On the floor with her back against the wall some distance away, Raya, the source of the anguished sobs. She clutches her bloodied side where half of her left arm is missing, kicking away from the scene with whatever energy remains in her exhausted body, trying to get up, trying to run, failing at both.
And in front of her, at the end of the last branch of the trail of carnage, the broad-shouldered back of a naked man kneeling on the floor, blood dripping from his tangled hair.
Without Tristan even taking another step, the man turns, sensing him.
Brock.
His face like a rabid animal’s, maddened, bathed in blood completely, even his eyes, only a fraction of his whites visible. Flesh and blood hang from his parted lips, revealing a mouth of shattered teeth, some missing. Raya’s severed forearm dangles from his grip like a dog’s bone.
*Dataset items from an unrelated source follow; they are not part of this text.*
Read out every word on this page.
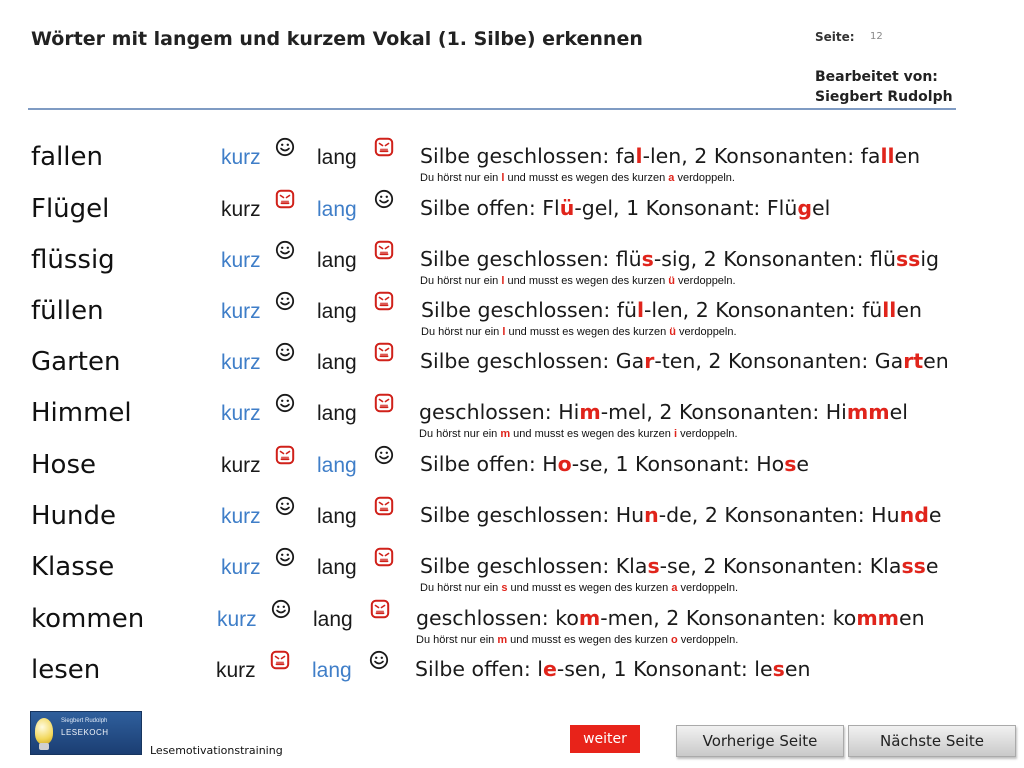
Wörter mit langem und kurzem Vokal (1. Silbe) erkennen	Seite: 12
Bearbeitet von:
Siegbert Rudolph
fallen	kurz	lang	Silbe geschlossen: fal-len, 2 Konsonanten: fallen
Du hörst nur ein l und musst es wegen des kurzen a verdoppeln.
Flügel	kurz	lang	Silbe offen: Flü-gel, 1 Konsonant: Flügel
flüssig	kurz	lang	Silbe geschlossen: flüs-sig, 2 Konsonanten: flüssig
Du hörst nur ein l und musst es wegen des kurzen ü verdoppeln.
füllen	kurz	lang	Silbe geschlossen: fül-len, 2 Konsonanten: füllen
Du hörst nur ein l und musst es wegen des kurzen ü verdoppeln.
Garten	kurz	lang	Silbe geschlossen: Gar-ten, 2 Konsonanten: Garten
Himmel	kurz	lang	geschlossen: Him-mel, 2 Konsonanten: Himmel
Du hörst nur ein m und musst es wegen des kurzen i verdoppeln.
Hose	kurz	lang	Silbe offen: Ho-se, 1 Konsonant: Hose
Hunde	kurz	lang	Silbe geschlossen: Hun-de, 2 Konsonanten: Hunde
Klasse	kurz	lang	Silbe geschlossen: Klas-se, 2 Konsonanten: Klasse
Du hörst nur ein s und musst es wegen des kurzen a verdoppeln.
kommen	kurz	lang	geschlossen: kom-men, 2 Konsonanten: kommen
Du hörst nur ein m und musst es wegen des kurzen o verdoppeln.
lesen	kurz	lang	Silbe offen: le-sen, 1 Konsonant: lesen
Siegbert Rudolph
LESEKOCH
Lesemotivationstraining
weiter	Vorherige Seite	Nächste Seite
Tristan stares back at him, paralyzed.
Brock is calm at once, as if the sight of Tristan has brought something back to him. His face twists. Tears well in his eyes. “Tristan?” he mumbles through a mouthful of flesh and blood. He forgets the forearm in his grasp, letting it drop to the floor, forgotten. “T-Tristan …?” He rises to his feet, slips on blood, drops back to his knees. “Can you …” He falls forward, props himself up, starts crawling through the gore on his hands and knees. “Can you … help me find my … m-my …”
Brock inches closer and closer, creeping his way down the hall while Raya moans and wails, still kicking away. He reaches Tristan, clings to his boots, bloodying them, lifts his beautiful, horrifying face, blood dripping. “Can you … h-help me …?”
Tristan quickly runs his fingers over Brock’s face. Eyes roll back. He collapses to the floor. After a moment’s shock, Tristan kneels down, gently cradles Brock in his arms just as he had so long ago in the hallway of a Texas high school, surrounded by a nightmare of his doing, Raya’s tormented weeping in his ears.